Tysoe suggests keeping detailed, accurate records of names and conversations, and freely distributing this content folder to every medical professional that’s encountered. He advises that practitioners explain how the information it contains benefits the practice and each staff member. This will, in effect, make them the “learning champions” who will pass their newfound knowledge and your sense of urgency on to the physician.
The ultimate goal, Tysoe says, is to become a trusted partner and, essentially, a team member. “We should find out who is responsible for that at each practice, and we should be sure we are in their computerized database of specialists to whom they would refer those patients.”
Acknowledge the Doctor’s Priorities
Efficacy, side effects, and cost are the physician’s priorities for patient care, Tysoe explains, and a skilled hearing care practitioner can and should address all three.
“Be prepared to explain the problem you want to help them solve, especially the negative consequences of uncorrected hearing loss,” he says, including:
- Increased risk of falls,
- Risk of accelerated dementia,
- Risk of loss of job,
- Risk of social isolation.
Physicians must also be aware of potential side effects, including hyperacusis, auditory deprivation relating to monaural treatment when binaural care is indicated, and irritation of the ear canal experienced by some users of in-the-ear (ITE) devices.
When addressing the ever-present issue of cost, Tysoe says, the availability of a financing option is critical.
“The statement I usually make is that CareCredit helps minimize the ratio between the patient’s income and the patient’s outgo when they’re fitted with hearing aids so that they’re comfortable with that monthly payment so that it doesn’t become a financial burden.”
Address the Intangible Benefits of Hearing Care
Patient engagement is critical to successful outcomes.

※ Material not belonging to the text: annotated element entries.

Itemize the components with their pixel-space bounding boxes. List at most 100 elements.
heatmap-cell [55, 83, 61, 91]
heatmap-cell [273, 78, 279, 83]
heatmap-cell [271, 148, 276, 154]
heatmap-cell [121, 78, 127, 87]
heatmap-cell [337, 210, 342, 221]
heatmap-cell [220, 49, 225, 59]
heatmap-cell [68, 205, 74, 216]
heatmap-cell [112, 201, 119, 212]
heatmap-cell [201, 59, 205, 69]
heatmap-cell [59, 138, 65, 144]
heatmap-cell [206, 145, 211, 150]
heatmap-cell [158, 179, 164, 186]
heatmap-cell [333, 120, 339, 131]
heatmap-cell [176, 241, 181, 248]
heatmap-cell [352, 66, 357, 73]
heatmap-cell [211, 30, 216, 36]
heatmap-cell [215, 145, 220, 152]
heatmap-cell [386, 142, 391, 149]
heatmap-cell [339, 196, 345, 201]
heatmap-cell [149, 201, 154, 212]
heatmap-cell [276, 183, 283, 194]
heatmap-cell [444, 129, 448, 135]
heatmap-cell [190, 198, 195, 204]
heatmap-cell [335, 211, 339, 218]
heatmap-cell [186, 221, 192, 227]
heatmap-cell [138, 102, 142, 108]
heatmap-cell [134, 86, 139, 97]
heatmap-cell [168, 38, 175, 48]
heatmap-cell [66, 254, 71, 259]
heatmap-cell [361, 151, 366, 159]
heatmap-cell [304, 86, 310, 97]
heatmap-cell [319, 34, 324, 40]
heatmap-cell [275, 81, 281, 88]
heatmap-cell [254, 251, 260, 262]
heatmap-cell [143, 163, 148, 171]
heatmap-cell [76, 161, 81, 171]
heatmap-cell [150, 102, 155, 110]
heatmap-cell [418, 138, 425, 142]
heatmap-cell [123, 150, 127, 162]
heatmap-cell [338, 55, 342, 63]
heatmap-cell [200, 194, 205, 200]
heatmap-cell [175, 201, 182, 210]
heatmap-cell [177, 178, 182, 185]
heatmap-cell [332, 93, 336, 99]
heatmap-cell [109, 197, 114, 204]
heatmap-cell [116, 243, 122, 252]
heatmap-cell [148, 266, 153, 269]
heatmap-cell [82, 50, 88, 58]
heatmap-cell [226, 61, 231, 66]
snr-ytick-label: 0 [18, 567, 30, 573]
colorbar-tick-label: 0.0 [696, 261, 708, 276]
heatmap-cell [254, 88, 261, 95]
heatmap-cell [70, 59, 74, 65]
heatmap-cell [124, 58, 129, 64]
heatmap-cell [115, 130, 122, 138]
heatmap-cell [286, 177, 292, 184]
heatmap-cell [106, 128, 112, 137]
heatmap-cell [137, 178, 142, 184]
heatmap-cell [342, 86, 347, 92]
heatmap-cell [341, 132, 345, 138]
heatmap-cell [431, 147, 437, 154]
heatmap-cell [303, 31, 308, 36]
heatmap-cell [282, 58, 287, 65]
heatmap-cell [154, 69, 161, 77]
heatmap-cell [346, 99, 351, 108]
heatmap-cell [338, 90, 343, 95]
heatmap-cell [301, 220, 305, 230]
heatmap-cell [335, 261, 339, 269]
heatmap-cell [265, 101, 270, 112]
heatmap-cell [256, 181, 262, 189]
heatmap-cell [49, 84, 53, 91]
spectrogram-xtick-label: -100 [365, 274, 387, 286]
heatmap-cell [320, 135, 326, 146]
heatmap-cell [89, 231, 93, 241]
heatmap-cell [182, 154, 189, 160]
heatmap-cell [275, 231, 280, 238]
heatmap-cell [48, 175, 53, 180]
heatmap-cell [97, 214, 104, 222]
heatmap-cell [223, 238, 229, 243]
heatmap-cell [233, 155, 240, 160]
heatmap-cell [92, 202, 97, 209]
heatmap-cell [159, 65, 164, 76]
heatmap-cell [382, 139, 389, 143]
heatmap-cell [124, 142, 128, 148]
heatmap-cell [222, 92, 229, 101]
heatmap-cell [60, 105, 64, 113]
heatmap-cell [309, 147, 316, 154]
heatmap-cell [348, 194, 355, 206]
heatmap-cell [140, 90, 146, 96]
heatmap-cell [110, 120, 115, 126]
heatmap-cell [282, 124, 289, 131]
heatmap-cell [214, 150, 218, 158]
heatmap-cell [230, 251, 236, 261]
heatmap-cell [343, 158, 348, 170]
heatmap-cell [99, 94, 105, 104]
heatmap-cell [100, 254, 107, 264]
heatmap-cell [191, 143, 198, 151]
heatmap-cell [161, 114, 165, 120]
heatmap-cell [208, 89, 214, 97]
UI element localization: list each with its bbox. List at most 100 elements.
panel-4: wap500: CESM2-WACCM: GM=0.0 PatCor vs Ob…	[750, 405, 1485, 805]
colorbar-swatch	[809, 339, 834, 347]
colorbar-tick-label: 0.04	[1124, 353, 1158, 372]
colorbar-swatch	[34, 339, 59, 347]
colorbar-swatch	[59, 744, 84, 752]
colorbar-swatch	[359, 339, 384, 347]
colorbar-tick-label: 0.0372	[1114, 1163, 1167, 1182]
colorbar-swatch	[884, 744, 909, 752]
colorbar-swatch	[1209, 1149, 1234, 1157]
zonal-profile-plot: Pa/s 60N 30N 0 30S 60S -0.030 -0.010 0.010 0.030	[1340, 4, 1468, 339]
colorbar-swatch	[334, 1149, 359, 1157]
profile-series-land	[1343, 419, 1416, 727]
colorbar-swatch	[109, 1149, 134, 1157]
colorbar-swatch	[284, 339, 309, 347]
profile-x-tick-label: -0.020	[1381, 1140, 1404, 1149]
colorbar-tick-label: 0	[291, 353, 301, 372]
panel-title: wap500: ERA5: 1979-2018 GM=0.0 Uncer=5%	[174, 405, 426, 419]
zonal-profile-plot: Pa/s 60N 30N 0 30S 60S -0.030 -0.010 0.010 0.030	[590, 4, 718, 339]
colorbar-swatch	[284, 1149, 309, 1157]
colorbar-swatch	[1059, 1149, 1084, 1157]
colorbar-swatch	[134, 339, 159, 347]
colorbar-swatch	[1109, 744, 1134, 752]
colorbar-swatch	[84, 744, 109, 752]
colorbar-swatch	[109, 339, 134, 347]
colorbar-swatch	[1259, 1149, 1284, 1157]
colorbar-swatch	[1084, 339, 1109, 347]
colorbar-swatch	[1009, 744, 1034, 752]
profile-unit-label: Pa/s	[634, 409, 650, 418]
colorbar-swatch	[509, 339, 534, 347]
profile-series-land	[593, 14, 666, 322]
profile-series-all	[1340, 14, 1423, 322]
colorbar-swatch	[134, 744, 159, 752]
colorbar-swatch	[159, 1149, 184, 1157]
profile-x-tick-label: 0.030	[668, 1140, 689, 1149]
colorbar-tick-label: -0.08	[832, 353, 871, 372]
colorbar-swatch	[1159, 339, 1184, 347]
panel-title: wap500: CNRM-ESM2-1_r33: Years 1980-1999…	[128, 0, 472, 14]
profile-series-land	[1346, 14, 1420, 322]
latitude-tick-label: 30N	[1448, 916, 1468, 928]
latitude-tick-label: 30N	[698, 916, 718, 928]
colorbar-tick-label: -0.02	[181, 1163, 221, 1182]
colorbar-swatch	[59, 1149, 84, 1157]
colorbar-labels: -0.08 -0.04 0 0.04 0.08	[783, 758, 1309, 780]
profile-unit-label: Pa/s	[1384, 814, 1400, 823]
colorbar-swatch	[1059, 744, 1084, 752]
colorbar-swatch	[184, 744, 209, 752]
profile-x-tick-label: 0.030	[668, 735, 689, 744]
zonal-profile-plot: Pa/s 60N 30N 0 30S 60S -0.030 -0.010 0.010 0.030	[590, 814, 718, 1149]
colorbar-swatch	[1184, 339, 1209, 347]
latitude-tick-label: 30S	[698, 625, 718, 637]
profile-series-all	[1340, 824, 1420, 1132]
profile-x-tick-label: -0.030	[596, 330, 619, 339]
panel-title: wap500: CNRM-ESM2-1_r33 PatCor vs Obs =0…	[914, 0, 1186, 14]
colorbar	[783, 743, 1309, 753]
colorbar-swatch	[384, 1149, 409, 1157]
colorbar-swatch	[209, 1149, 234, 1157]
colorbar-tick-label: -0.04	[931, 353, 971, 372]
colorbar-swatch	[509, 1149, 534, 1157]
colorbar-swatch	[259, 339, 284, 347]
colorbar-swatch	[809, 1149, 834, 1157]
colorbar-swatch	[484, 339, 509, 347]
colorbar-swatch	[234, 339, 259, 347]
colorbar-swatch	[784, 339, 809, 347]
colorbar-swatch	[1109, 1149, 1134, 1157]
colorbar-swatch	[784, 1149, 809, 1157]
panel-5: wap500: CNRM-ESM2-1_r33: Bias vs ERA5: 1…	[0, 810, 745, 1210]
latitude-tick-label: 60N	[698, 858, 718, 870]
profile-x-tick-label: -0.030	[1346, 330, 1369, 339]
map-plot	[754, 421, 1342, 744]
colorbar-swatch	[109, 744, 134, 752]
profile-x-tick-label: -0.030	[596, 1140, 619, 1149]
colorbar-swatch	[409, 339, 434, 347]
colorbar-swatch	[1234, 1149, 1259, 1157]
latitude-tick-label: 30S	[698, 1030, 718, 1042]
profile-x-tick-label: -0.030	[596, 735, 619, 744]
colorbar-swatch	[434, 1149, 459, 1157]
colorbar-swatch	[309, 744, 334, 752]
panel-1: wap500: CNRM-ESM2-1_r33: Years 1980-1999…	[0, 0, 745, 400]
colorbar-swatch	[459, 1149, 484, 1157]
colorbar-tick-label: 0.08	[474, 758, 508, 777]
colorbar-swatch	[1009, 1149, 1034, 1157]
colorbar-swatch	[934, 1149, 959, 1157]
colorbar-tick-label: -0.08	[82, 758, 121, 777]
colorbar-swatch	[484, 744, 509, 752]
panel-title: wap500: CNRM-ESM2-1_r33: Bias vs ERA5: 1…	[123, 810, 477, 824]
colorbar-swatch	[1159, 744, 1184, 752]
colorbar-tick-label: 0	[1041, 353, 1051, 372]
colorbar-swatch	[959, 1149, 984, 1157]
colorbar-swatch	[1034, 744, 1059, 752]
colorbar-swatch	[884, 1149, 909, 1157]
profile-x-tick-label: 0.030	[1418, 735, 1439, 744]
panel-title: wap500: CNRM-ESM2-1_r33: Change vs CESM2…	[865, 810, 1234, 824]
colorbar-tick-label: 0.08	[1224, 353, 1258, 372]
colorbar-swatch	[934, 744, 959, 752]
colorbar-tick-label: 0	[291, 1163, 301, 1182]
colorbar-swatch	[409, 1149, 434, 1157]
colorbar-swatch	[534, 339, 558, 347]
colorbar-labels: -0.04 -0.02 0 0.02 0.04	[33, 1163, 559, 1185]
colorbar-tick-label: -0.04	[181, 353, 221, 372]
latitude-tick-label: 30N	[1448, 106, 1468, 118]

Doctor’s instructions and recommendations must be heard to be followed. Patients who are depressed or socially isolated may be less likely to venture out to seek treatment. Hearing care addresses both concerns.
Citing a 2014 study published in the JAMA Otolaryngology-Head & Neck Surgery, Tysoe notes that analysts found the prevalence of moderate to severe depression to be:
- 9% for participants reporting “excellent” hearing,
- 1% for those with “good” hearing,
- 4% for those with disordered hearing.
“That depression may be related to untreated hearing loss, and it may be a significant benefit to the treatment we provide,” he says.
Audiologists also can educate doctors on the comorbidities to hearing loss and “improve their health literacy” with clinical research articles and educational materials. By promoting the benefits of hearing care and the risks of nontreatment, you can serve more patients and help their primary caregivers build better, more effective practices. You just have to get your foot in the door.
“Physicians will not necessarily be quick to see you,” Tysoe says. “I would ask you to think about being a solution-oriented optimist in the long term and a solution-oriented realist in the short term. You will succeed with sheer perseverance and attention to detail.”